State Statute Title 37, Section 505 says "nothing shall prevent the making of cider, or of wine."
"But the words 'or of beer' are missing," Shellman says. "Why not beer? George Washington and Thomas Jefferson were home brewers."
Shellman has called legislators about changing the law, but says the response isn't promising.
"They'll just simply say, 'In olden times, Jesus drank wine. Jesus didn't drink beer'."
As the popularity of brew pubs has grown, so has the interest in home brewing. It's estimated there are 750,000 home brewers in the U.S.
Chuck Deveney, owner of The Brew Shop, says lawyers, law enforcement officers, doctors and other professionals make their own beer at home.
He says he's never heard of anyone being arrested for making beer.
"If you can legally make wine, and wine has a much higher alcohol percentage than beer does, it makes no sense to me," Deveney says.
When we asked Brew Shop customers if the law discourages their hobby, one man laughed. "No. Not at all," he said.
So just how strict is this law? John Maisch is General Counsel for the Alcoholic Beverage Laws Enforcement (ABLE) Commission.
"I don't know if the ABLE Commission, as a general rule, would go and pay a visit to somebody's home on a report of home brewing of beer," Maisch says.

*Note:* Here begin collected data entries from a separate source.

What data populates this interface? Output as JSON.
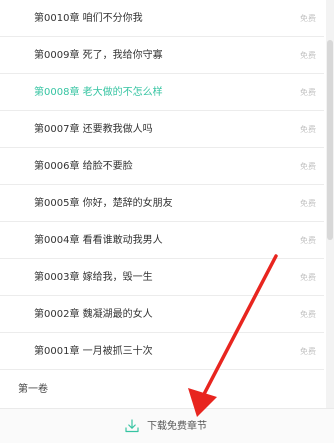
{
  "chapters": [
    {
      "title": "第0010章 咱们不分你我",
      "badge": "免费",
      "current": false
    },
    {
      "title": "第0009章 死了，我给你守寡",
      "badge": "免费",
      "current": false
    },
    {
      "title": "第0008章 老大做的不怎么样",
      "badge": "免费",
      "current": true
    },
    {
      "title": "第0007章 还要教我做人吗",
      "badge": "免费",
      "current": false
    },
    {
      "title": "第0006章 给脸不要脸",
      "badge": "免费",
      "current": false
    },
    {
      "title": "第0005章 你好，楚辞的女朋友",
      "badge": "免费",
      "current": false
    },
    {
      "title": "第0004章 看看谁敢动我男人",
      "badge": "免费",
      "current": false
    },
    {
      "title": "第0003章 嫁给我，毁一生",
      "badge": "免费",
      "current": false
    },
    {
      "title": "第0002章 魏凝湖最的女人",
      "badge": "免费",
      "current": false
    },
    {
      "title": "第0001章 一月被抓三十次",
      "badge": "免费",
      "current": false
    }
  ],
  "volume": {
    "label": "第一卷"
  },
  "bottom_bar": {
    "download_label": "下载免费章节",
    "icon": "download-icon"
  },
  "colors": {
    "accent": "#36c4a2",
    "text": "#333333",
    "badge": "#c2c2c2",
    "divider": "#ececec",
    "annotation_arrow": "#e8251f"
  }
}
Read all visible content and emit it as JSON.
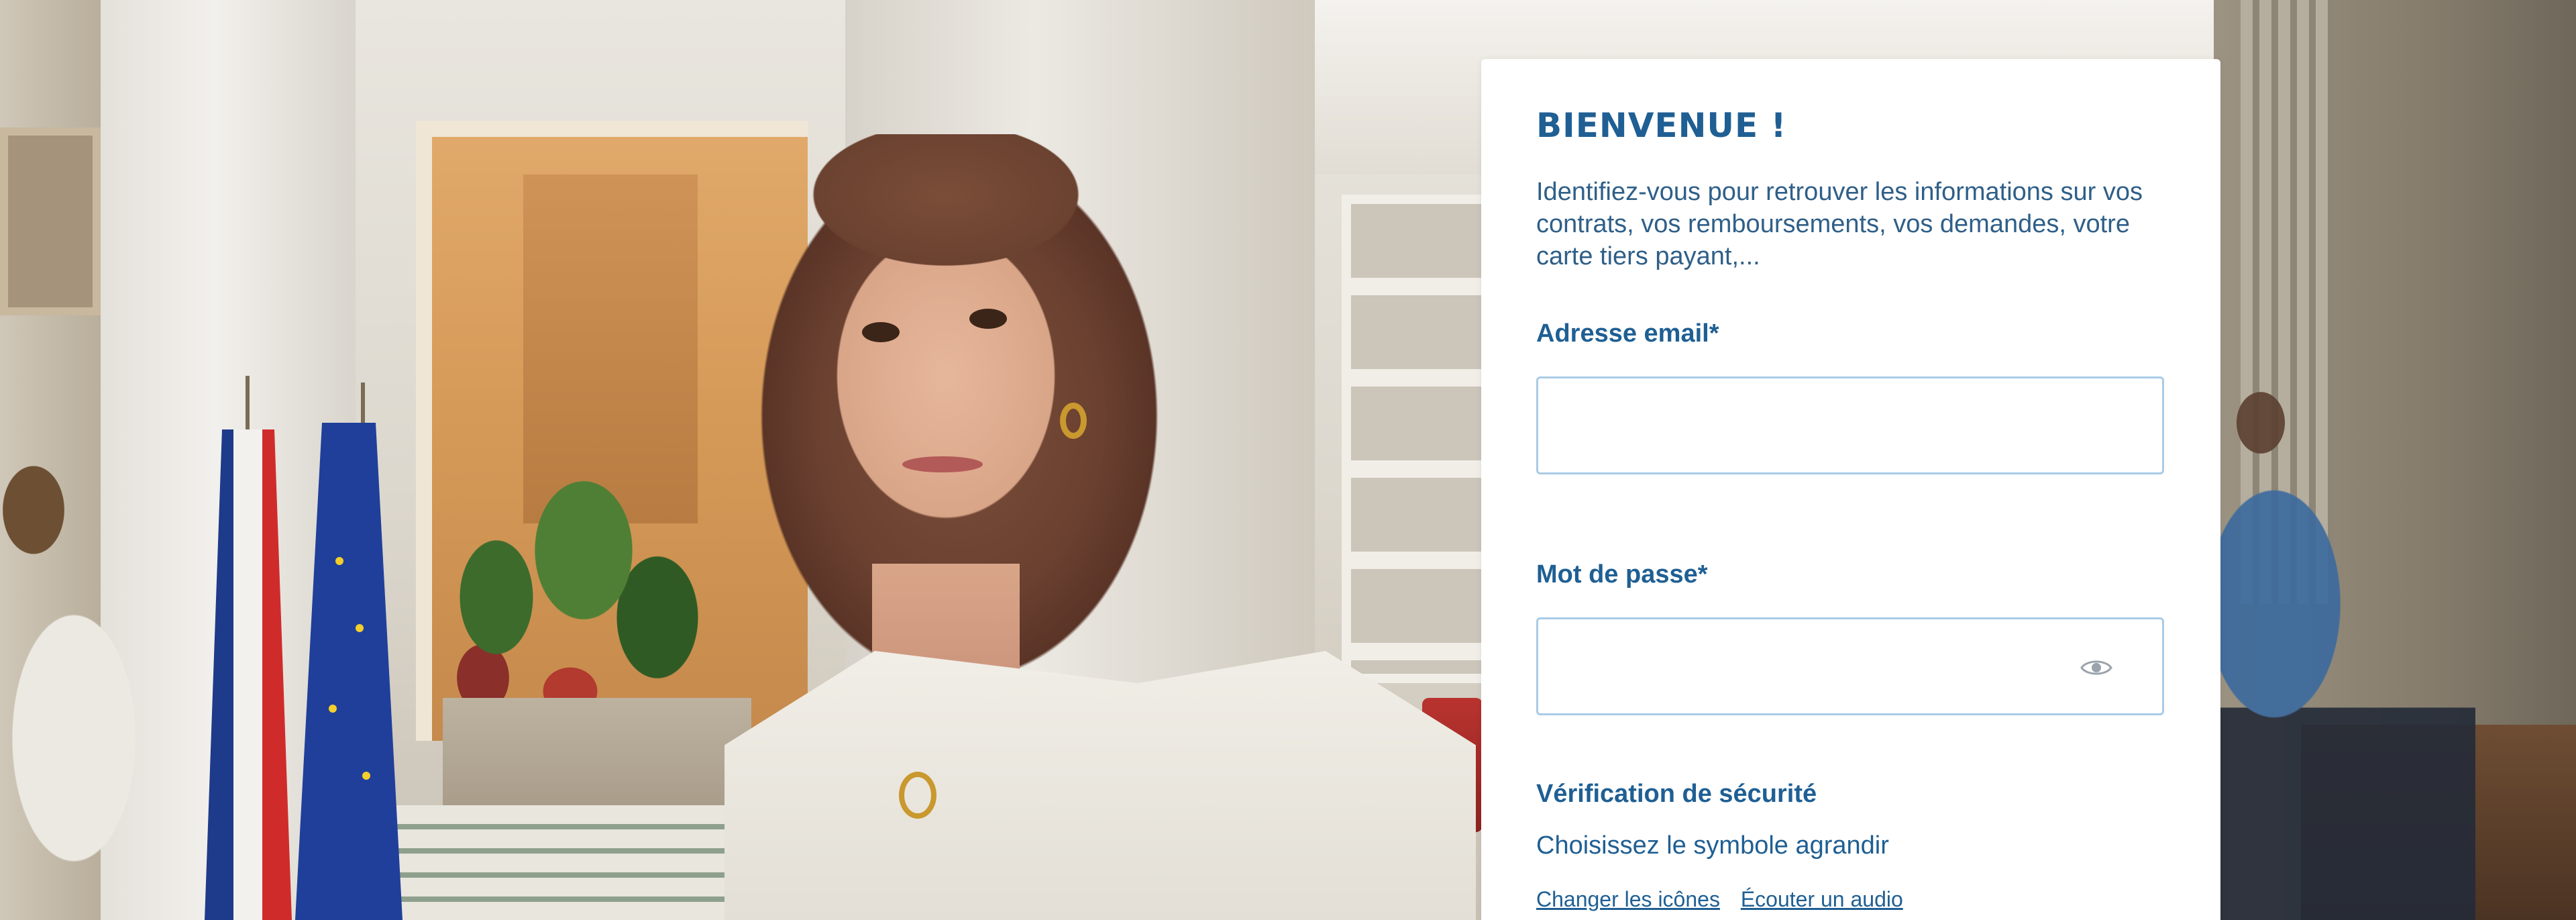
{
  "login": {
    "title": "BIENVENUE !",
    "intro": "Identifiez-vous pour retrouver les informations sur vos contrats, vos remboursements, vos demandes, votre carte tiers payant,...",
    "email_label": "Adresse email*",
    "email_value": "",
    "password_label": "Mot de passe*",
    "password_value": "",
    "password_toggle_icon": "eye-icon",
    "security_title": "Vérification de sécurité",
    "security_instruction": "Choisissez le symbole agrandir",
    "captcha_links": [
      "Changer les icônes",
      "Écouter un audio"
    ]
  },
  "colors": {
    "accent": "#1f5f93",
    "input_border": "#a9cbe6",
    "card_background": "#ffffff"
  }
}
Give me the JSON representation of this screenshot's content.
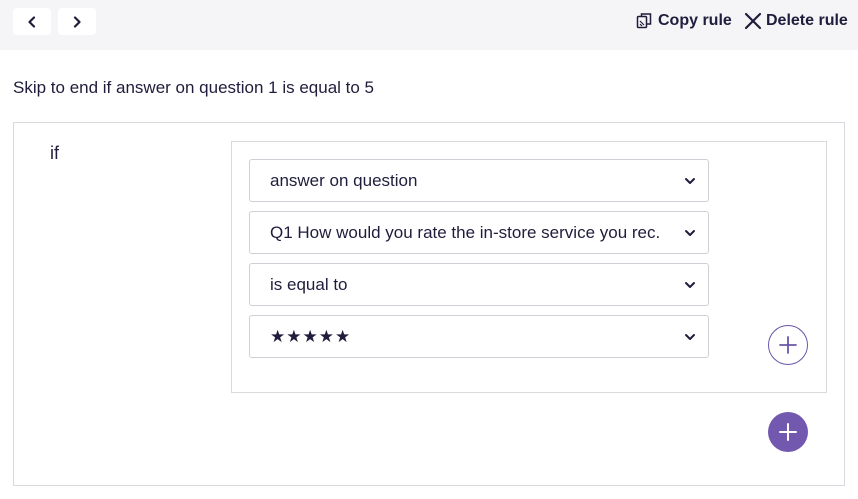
{
  "toolbar": {
    "copy_label": "Copy rule",
    "delete_label": "Delete rule"
  },
  "rule": {
    "summary": "Skip to end if answer on question 1 is equal to 5",
    "if_label": "if",
    "conditions": [
      {
        "value": "answer on question"
      },
      {
        "value": "Q1 How would you rate the in-store service you rec."
      },
      {
        "value": "is equal to"
      },
      {
        "value": "★★★★★"
      }
    ]
  },
  "colors": {
    "accent": "#7358b0",
    "text": "#1f1d3b",
    "border": "#d9d9de",
    "topbar_bg": "#f5f5f7"
  }
}
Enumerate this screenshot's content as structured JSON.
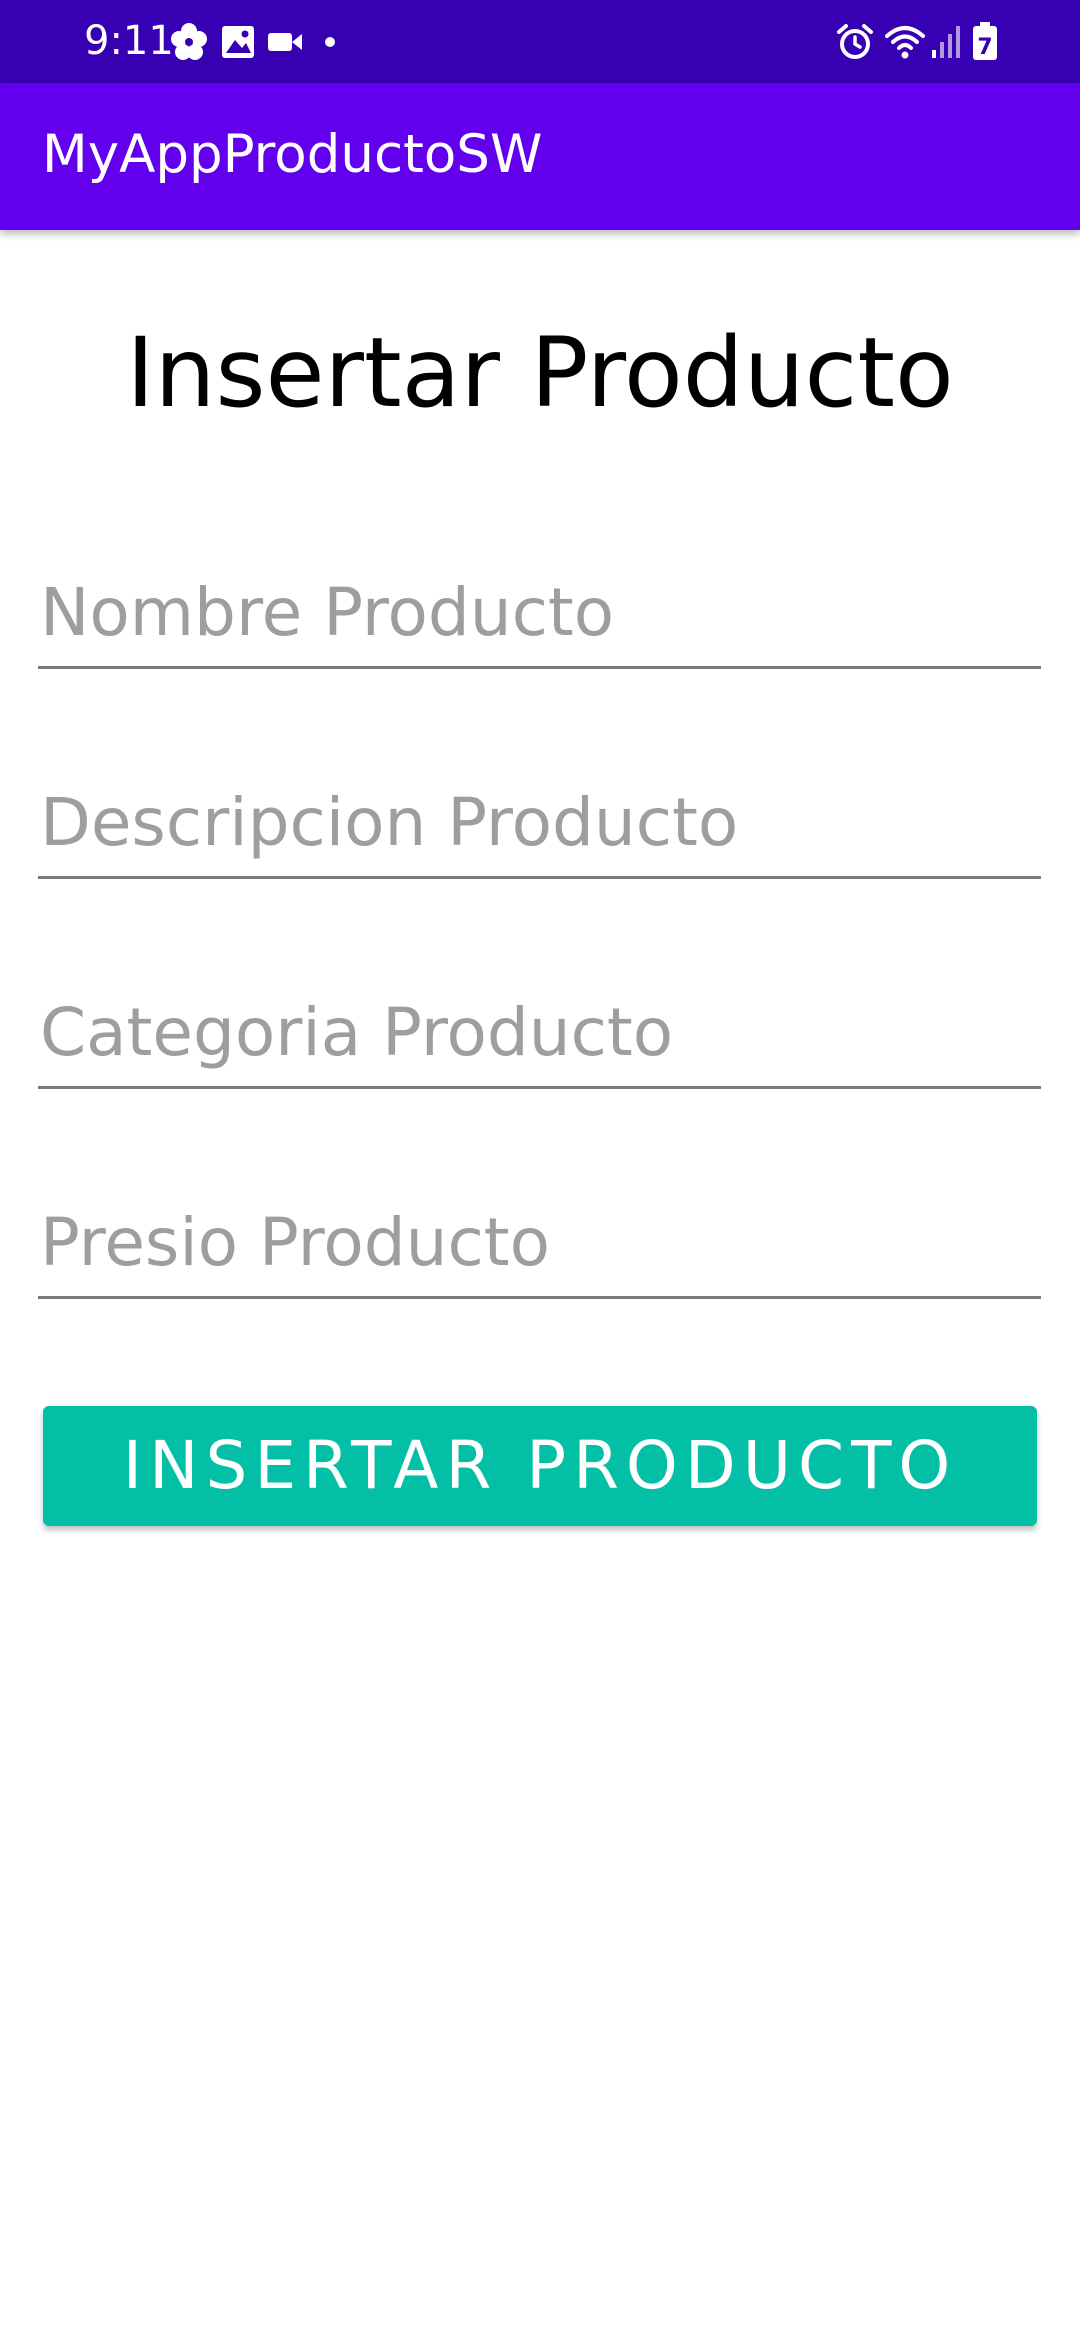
{
  "status_bar": {
    "time": "9:11",
    "left_icons": [
      "flower-notification-icon",
      "gallery-notification-icon",
      "video-notification-icon",
      "dot-notification-icon"
    ],
    "right_icons": [
      "alarm-icon",
      "wifi-icon",
      "signal-icon",
      "battery-icon"
    ],
    "battery_level": "7",
    "background_color": "#3700b3"
  },
  "app_bar": {
    "title": "MyAppProductoSW",
    "background_color": "#6200ee"
  },
  "form": {
    "heading": "Insertar Producto",
    "fields": [
      {
        "placeholder": "Nombre Producto",
        "value": ""
      },
      {
        "placeholder": "Descripcion Producto",
        "value": ""
      },
      {
        "placeholder": "Categoria Producto",
        "value": ""
      },
      {
        "placeholder": "Presio Producto",
        "value": ""
      }
    ],
    "submit_label": "INSERTAR PRODUCTO",
    "button_color": "#03bfa5"
  }
}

The ABLE Commission regulates 54,000 restaurants, clubs, liquor stores, etc; they do all this with only 25 enforcement officers in the state.
In addition, they're only concerned with beer that exceeds 3.2% alcohol.
"If you're in the business of brewing, or you enjoy brewing low point beer, the ABLE Commission probably doesn't have any jurisdiction over you to begin with," Maisch says.
House Minority Leader Danny Morgan says he was surprised to hear home brewing was illegal, but feels Oklahoma's laws on dealing with alcohol's use, storage and shipments are "antiquated."
He believes the statute that excludes beer from what could be made at home was merely an "oversight".
That law dates back to 1959 and was never amended when home brewing was legalized on the federal level in 1978. "I think there's a lot of people that would like to see us make everything uniform, so it doesn't matter what you're doing. They all fall under the same parameters," Morgan says. "'Well I can make wine, but I can't make beer', that really just doesn't make a lot of sense."
Oklahoma, Alabama and Mississippi are the only states that have yet to make home brewing beer legal.
This past March, Utah became the 47th state to allow the practice.